Toutes lettres dehors et sans voiles, celles de son nom se retrouvent dans celui de « satrape », un des échelons au sein du Collège de Pataphysique dont il était membre comme Régent, dont l’enseignement peut se donner par tous les véhicules, dont celui du moulin à paroles. Stas aimait manifester cette appartenance par le signe de la gidouille, la spirale ouverte sur l’infini. Il avait la mémoire longue, notamment celle d’une question que lui fit en des temps lointains un critique d’art de la télévision :
Vous faites des collages parce que c’est plus facile que la peinture ?
C’est le genre de réflexion qui peut rester en travers de la gorge, toute honte bue par ailleurs. Dans les collages, des « apostilles », qu’il a conçus pour le film Le Pavillon des Douze, de Claude François, Stas avait fait le choix de montrer son bestiaire, une galerie d’animaux chimériques et souvent monstrueux. Bien qu’inquiétants ou supposés redoutables, ils n’en demeurent pas moins sympathiques.
Le 16 mars 2017, lors du vernissage de son exposition à l’Espace d’Art le Neuf, à Marilles, il montra notamment des palimpsestes d’images prélevées dans des magazines hot et hard. Après les avoir minutieusement examinées, Claude fit cette observation à André :
Je vois que tu t’es encore bien amusé.
André lui répondit :
Que veux-tu que je fasse d’autre ?
C’était là une réaction amusée, comme il se doit, dans la ligne de l’esprit surréaliste, décapant, d’où le fait que, dans un vernissage, il s’agit de faire autre chose que de s’appliquer sagement un vernis. La conversation allait en effet se poursuivre avec l’évocation de la perte d’un chapeau melon de Magritte dans les eaux tumultueuses de la Meuse, et celle de la dévoration d’un riche collectionneur par ses chiens enragés. Le débordement du Wayai en juillet 2021 lui valut néanmoins la trouille de sa vie.

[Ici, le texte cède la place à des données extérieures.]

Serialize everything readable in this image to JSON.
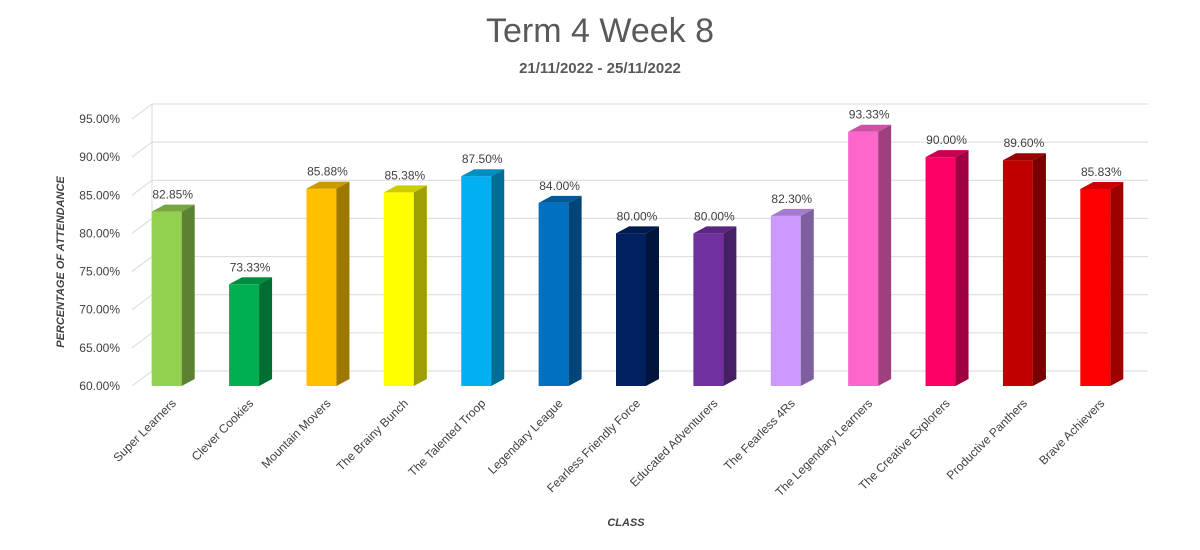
{
  "chart_data": {
    "type": "bar",
    "title": "Term 4 Week 8",
    "subtitle": "21/11/2022 - 25/11/2022",
    "xlabel": "CLASS",
    "ylabel": "PERCENTAGE OF ATTENDANCE",
    "ylim": [
      60,
      95
    ],
    "yticks": [
      60,
      65,
      70,
      75,
      80,
      85,
      90,
      95
    ],
    "ytick_labels": [
      "60.00%",
      "65.00%",
      "70.00%",
      "75.00%",
      "80.00%",
      "85.00%",
      "90.00%",
      "95.00%"
    ],
    "grid": true,
    "legend": "none",
    "categories": [
      "Super Learners",
      "Clever Cookies",
      "Mountain Movers",
      "The Brainy Bunch",
      "The Talented Troop",
      "Legendary League",
      "Fearless Friendly Force",
      "Educated Adventurers",
      "The Fearless 4Rs",
      "The Legendary Learners",
      "The Creative Explorers",
      "Productive Panthers",
      "Brave Achievers"
    ],
    "values": [
      82.85,
      73.33,
      85.88,
      85.38,
      87.5,
      84.0,
      80.0,
      80.0,
      82.3,
      93.33,
      90.0,
      89.6,
      85.83
    ],
    "value_labels": [
      "82.85%",
      "73.33%",
      "85.88%",
      "85.38%",
      "87.50%",
      "84.00%",
      "80.00%",
      "80.00%",
      "82.30%",
      "93.33%",
      "90.00%",
      "89.60%",
      "85.83%"
    ],
    "colors": [
      "#92D050",
      "#00B050",
      "#FFC000",
      "#FFFF00",
      "#00B0F0",
      "#0070C0",
      "#002060",
      "#7030A0",
      "#CC99FF",
      "#FF66CC",
      "#FF0066",
      "#C00000",
      "#FF0000"
    ]
  }
}
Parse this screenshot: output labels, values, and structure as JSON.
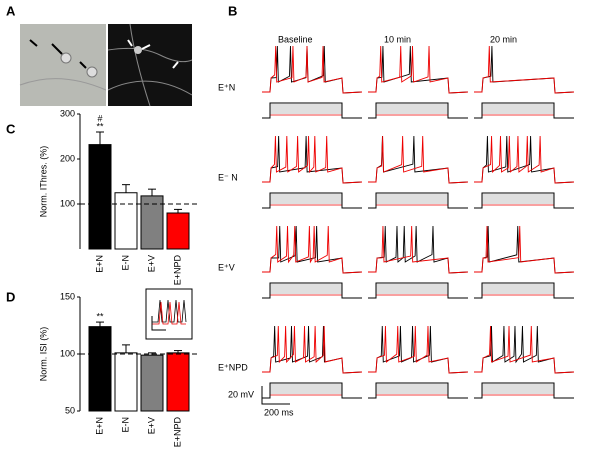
{
  "panels": {
    "a": "A",
    "b": "B",
    "c": "C",
    "d": "D"
  },
  "traces": {
    "columns": [
      "Baseline",
      "10 min",
      "20 min"
    ],
    "rows": [
      "E⁺N",
      "E⁻ N",
      "E⁺V",
      "E⁺NPD"
    ],
    "scale_voltage": "20 mV",
    "scale_time": "200 ms"
  },
  "chart_data": [
    {
      "type": "bar",
      "ylabel": "Norm. IThres. (%)",
      "categories": [
        "E+N",
        "E-N",
        "E+V",
        "E+NPD"
      ],
      "values": [
        232,
        125,
        118,
        80
      ],
      "errors": [
        28,
        18,
        15,
        8
      ],
      "colors": [
        "#000000",
        "#ffffff",
        "#808080",
        "#ff0000"
      ],
      "ylim": [
        0,
        300
      ],
      "yticks": [
        100,
        200,
        300
      ],
      "reference_line": 100,
      "annotations": [
        "#",
        "**"
      ]
    },
    {
      "type": "bar",
      "ylabel": "Norm. ISI (%)",
      "categories": [
        "E+N",
        "E-N",
        "E+V",
        "E+NPD"
      ],
      "values": [
        124,
        101,
        99,
        101
      ],
      "errors": [
        4,
        7,
        2,
        2
      ],
      "colors": [
        "#000000",
        "#ffffff",
        "#808080",
        "#ff0000"
      ],
      "ylim": [
        50,
        150
      ],
      "yticks": [
        50,
        100,
        150
      ],
      "reference_line": 100,
      "annotations": [
        "**"
      ]
    }
  ]
}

Dans le collage publié peu après le décès de Marcel Mariën, en 1993, il avait fait figurer celui-ci dansant le twist parmi les squelettes d’une gravure ancienne représentant une bacchanale macabre, comme un joli pied-de-nez à la grande faucheuse. Alors autant rire de bon cœur, tant qu’il nous prête vie.
André n’était pas homme à faire des histoires, il préférait en raconter pour amuser, comme il l’écrit dans Bref caetera, son dernier recueil d’aphorismes paru à La Petite Pierre, pas tombale cependant.